The problem becomes if a child is labeled they are type-casted to posses certain behaviors and mannerisms that are generally observed among kids with a particular condition.  In most cases, people may assume that a child may not be able to function properly in society or may not be able to learn properly compared with other children.  It may be offensive to most parents, but children with special needs are often labeled as disabled.  This makes the situation worse.  Let us look at one story about a family’s struggle with society and raising a child with Asperger Syndrome.

Sydney’s Story

Sydney is a special girl who was diagnosed with Asperger Syndrome when she was in the 4th grade. This particular condition, is linked to autism and is more common in boys than girls. Her mother wanted her to understand that she is different from other children, but wanted to do it in a way that would not hurt her daughter’s feelings. Fortunately, being raised in a Christian family, Sydney was able to understand her condition. Her mother told her that even if she is different from other children, she is gifted with a lot of talents by God and love from her family.

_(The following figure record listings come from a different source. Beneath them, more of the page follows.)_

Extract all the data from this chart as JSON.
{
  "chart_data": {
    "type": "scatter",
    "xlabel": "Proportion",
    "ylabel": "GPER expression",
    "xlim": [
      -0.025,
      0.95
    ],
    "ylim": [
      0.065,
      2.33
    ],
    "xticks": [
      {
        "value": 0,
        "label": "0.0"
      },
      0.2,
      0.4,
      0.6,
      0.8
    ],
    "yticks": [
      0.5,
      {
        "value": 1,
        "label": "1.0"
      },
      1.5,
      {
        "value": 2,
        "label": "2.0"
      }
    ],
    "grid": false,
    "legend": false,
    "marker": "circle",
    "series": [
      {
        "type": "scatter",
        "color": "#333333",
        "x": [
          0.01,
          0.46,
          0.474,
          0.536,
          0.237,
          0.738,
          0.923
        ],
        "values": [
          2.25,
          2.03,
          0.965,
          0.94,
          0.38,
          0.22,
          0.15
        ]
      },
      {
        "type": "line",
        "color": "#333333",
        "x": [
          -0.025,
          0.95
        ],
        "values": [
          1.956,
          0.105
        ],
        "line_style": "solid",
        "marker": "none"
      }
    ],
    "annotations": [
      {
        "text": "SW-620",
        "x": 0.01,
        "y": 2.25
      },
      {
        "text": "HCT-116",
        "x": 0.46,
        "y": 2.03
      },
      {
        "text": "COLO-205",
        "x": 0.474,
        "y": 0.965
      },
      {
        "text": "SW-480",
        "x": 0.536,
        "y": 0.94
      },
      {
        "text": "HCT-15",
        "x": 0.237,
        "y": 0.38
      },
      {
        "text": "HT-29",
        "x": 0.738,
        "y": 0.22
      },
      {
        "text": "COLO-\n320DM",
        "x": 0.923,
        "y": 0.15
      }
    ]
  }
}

Surprisingly, Sydney responded and felt reinforced after her parents were able to help her understand what her condition was all about. Although her condition has no known cure, she still strives hard in her own way to grow up as an independent and wise young girl.  In fact, while growing up, Sydney experienced a lot of ridicule from her peers and even teachers. Prior to her knowledge about her condition, she was suspended from school countless times and was even expelled from five different schools by the time she entered third grade. Everybody thought that she would grow up to be a misfit or a juvenile delinquent. However, with the love that she received from her parents and family as well as giving her the right labels, she became an honor student in middle school.   She is now helping foster children overcome negative labels placed on them.

With Sydney’s story, parents should not be afraid to tell their children about their conditions. If they are given the right labels and also receive the love and support from their families, then they will grow up to be responsible in the future.